An NGO report from the early 2000s reported that that foreign nationals—including asylum seekers—who were denied entry to Japan suffered ill treatment during the interrogation process and detention period at airport facilities. Some were denied access to interpreters during the interrogation process, and some detainees were refused contact with their families, diplomatic missions, or legal advisers. Additionally, information about the refugee status determination process was not available freely or in languages that the detainees could understand (Amnesty International 2002).
Facts & Figures
As of November 2012, there were 1,104 immigration detainees in Japan (not including those detained in airport facilities). Of these, 236 had been in detention for between 6-12 months, 75 between 12-18 months, and 24 for 18-24 months (Immigration Bureau 2012).

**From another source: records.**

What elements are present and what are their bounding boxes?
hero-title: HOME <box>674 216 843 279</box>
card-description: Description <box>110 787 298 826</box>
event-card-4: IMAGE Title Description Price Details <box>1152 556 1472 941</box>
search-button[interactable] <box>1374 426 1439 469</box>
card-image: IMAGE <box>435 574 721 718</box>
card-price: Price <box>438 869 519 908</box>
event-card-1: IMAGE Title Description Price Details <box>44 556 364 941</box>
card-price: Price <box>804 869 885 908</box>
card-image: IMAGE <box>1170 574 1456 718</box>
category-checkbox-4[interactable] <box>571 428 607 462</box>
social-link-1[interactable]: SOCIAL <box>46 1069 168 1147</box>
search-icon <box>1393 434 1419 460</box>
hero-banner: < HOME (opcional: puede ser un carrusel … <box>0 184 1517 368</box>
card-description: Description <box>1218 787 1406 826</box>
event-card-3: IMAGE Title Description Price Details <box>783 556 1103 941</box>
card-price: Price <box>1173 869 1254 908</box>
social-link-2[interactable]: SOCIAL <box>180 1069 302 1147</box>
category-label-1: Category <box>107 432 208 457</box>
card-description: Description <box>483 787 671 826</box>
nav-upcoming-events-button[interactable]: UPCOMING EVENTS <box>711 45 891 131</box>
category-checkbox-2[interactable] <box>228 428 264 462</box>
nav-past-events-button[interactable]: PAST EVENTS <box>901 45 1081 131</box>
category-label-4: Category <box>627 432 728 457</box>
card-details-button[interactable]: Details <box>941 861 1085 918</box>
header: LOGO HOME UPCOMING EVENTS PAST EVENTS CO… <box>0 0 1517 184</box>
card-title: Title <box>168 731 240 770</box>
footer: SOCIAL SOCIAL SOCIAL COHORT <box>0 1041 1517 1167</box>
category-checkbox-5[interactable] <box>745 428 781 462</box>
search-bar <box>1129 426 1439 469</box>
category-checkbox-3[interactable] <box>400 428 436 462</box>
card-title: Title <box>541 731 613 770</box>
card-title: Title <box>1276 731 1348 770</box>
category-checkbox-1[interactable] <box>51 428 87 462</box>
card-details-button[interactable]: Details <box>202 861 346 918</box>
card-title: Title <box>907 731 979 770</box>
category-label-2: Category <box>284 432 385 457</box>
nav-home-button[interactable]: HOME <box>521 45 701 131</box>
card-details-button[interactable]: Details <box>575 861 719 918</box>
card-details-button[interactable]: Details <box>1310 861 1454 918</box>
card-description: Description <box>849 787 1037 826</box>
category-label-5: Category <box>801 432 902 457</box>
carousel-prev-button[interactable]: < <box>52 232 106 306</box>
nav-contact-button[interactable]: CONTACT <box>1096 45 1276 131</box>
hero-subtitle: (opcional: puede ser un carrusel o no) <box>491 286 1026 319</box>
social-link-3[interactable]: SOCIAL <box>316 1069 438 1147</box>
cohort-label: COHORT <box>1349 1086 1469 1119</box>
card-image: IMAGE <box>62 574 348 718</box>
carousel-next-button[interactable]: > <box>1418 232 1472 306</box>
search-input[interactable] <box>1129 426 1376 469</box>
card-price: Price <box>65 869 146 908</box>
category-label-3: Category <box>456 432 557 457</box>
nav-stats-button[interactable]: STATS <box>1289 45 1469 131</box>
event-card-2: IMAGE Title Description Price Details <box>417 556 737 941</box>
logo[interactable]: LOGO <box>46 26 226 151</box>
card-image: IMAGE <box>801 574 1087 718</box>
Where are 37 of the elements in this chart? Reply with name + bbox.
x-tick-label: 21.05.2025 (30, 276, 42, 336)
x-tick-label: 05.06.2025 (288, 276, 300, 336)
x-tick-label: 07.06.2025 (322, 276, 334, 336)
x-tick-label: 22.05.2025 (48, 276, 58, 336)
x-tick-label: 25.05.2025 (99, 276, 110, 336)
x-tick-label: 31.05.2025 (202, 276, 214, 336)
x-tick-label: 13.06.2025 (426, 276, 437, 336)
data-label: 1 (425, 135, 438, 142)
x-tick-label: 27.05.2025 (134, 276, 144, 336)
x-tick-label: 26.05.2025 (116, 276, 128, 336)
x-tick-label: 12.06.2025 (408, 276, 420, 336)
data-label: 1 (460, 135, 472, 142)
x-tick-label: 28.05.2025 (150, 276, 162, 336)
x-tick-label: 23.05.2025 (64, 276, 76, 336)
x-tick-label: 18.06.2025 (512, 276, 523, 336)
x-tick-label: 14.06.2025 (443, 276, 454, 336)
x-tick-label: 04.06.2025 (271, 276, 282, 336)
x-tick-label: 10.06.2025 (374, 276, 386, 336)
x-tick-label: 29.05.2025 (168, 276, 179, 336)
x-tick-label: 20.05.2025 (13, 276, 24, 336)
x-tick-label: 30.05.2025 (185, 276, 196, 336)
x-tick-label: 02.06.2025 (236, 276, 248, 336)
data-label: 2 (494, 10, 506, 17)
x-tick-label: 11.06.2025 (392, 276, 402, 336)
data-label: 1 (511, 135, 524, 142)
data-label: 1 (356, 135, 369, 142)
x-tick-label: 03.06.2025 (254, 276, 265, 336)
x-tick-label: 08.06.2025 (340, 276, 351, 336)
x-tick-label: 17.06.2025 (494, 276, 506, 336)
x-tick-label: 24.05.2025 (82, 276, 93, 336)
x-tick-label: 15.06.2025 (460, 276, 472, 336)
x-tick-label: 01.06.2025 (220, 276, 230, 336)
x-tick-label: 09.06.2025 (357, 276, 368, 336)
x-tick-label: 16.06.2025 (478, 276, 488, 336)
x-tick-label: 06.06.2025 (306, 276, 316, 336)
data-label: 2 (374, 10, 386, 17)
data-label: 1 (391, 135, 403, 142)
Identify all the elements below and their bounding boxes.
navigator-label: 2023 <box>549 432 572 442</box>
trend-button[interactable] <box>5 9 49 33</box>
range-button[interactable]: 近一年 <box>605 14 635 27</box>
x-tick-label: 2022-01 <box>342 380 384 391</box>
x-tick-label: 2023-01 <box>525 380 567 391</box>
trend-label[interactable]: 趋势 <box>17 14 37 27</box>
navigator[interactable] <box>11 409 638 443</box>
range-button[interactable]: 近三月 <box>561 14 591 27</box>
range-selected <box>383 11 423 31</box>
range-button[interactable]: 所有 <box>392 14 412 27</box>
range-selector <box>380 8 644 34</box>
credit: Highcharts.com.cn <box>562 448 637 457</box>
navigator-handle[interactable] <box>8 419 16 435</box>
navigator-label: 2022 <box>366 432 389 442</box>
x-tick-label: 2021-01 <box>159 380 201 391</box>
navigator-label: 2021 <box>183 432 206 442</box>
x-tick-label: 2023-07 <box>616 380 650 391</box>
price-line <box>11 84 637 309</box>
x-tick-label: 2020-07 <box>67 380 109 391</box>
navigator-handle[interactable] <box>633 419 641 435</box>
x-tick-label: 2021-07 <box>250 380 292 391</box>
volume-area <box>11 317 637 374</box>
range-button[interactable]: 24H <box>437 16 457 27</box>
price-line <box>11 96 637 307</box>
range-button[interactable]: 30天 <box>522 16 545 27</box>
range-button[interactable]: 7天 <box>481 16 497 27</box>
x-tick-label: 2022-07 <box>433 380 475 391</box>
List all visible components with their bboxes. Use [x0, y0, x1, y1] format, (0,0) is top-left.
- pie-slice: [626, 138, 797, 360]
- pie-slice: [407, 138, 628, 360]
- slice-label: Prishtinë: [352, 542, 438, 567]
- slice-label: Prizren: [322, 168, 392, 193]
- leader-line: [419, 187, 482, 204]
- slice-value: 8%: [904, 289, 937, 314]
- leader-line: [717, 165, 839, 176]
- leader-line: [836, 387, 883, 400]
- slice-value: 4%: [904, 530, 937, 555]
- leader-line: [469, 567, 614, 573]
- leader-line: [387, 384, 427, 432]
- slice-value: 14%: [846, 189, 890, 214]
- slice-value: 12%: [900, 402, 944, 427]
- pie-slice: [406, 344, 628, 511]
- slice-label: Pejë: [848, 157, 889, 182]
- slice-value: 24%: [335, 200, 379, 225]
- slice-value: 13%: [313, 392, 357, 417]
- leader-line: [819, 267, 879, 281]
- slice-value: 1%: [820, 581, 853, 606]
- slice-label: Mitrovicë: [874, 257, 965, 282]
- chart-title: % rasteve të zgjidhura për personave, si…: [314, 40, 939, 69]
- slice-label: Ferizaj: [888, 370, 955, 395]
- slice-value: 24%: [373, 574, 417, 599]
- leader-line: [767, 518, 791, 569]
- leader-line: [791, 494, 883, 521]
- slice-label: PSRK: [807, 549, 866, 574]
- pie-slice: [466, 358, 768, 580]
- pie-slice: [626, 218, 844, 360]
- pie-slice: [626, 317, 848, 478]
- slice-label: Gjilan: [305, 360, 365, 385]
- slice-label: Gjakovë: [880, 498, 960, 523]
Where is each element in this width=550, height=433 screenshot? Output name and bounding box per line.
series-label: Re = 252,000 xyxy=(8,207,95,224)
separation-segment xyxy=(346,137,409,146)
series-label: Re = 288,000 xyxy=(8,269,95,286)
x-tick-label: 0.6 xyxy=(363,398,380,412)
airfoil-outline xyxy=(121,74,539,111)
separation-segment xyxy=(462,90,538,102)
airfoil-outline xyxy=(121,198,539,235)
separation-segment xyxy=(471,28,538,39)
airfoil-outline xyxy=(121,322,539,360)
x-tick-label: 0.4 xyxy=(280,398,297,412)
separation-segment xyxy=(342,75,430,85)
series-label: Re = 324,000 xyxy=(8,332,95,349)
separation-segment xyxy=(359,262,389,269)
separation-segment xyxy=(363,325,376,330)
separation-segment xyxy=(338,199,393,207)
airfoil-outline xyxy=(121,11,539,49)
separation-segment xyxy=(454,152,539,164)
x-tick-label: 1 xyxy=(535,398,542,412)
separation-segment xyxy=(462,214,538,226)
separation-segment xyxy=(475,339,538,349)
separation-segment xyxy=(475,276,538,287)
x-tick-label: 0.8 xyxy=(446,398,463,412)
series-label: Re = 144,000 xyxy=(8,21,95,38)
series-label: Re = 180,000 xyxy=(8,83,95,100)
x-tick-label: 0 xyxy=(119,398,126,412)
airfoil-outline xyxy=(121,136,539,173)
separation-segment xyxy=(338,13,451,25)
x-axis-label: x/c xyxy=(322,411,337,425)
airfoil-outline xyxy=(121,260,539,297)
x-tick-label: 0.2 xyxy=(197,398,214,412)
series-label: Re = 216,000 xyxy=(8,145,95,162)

Japan operates 19 secure facilities for the administrative detention of foreign nationals, excluding airport landing prevention facilities. There are three long-term dedicated immigration detention centres, which have a total capacity of 1,800; eight regional immigrations bureaus and eight immigration bureau branches, which have a total capacity of 2,210 (Immigration Bureau 2012).
The Japanese government has been criticized for not adopting a limit on the length of immigration detention. In a majority of cases, detention is less than six months; however, there are also cases exceeding one year. In 2007, the total number of detainees was 1,653, of whom 1,535 were detained for less than six months, 91 were detained for 6-12 months, 23 were detained 12-18 months, and four were detained for 18-24 months (House of Councillors 2007). As of November 2012, the number of detainees was 1,104, of whom 236 had been in detention for 6-12 months, 75 for 12-18 months, and 24 for 18-24 months (Immigration Bureau 2012).
In 2010, 2,134,151 foreigners were registered in Japan (MoJ 2011, p.19), accounting for just over 1.5 percent of the country’s total population. Main source countries at the time were China (687,156), North and South Korea (565,989), Brazil (230,552), Philippines (210,181), and Peru (54,636).
Immigration authorities estimate that in 2011 there were between 90,000 and 100,000 undocumented migrants in Japan, including 78,488 overstayers. The number of overstayers has been halved in last five years. Most come from Asian countries: South Korea (19,271), China (10,337), Philippines (9,329), Taiwan, Province of China (4,774), and Thailand (4,264) (MoJ, 2011, p.34).
Japan’s refugee recognition rate tends to be very low. In 2010, out of 1,202 applications, only 39 were given refugee status while and additional 363 were given permission to stay for humanitarian reasons (MoJ 2011, p.52-53).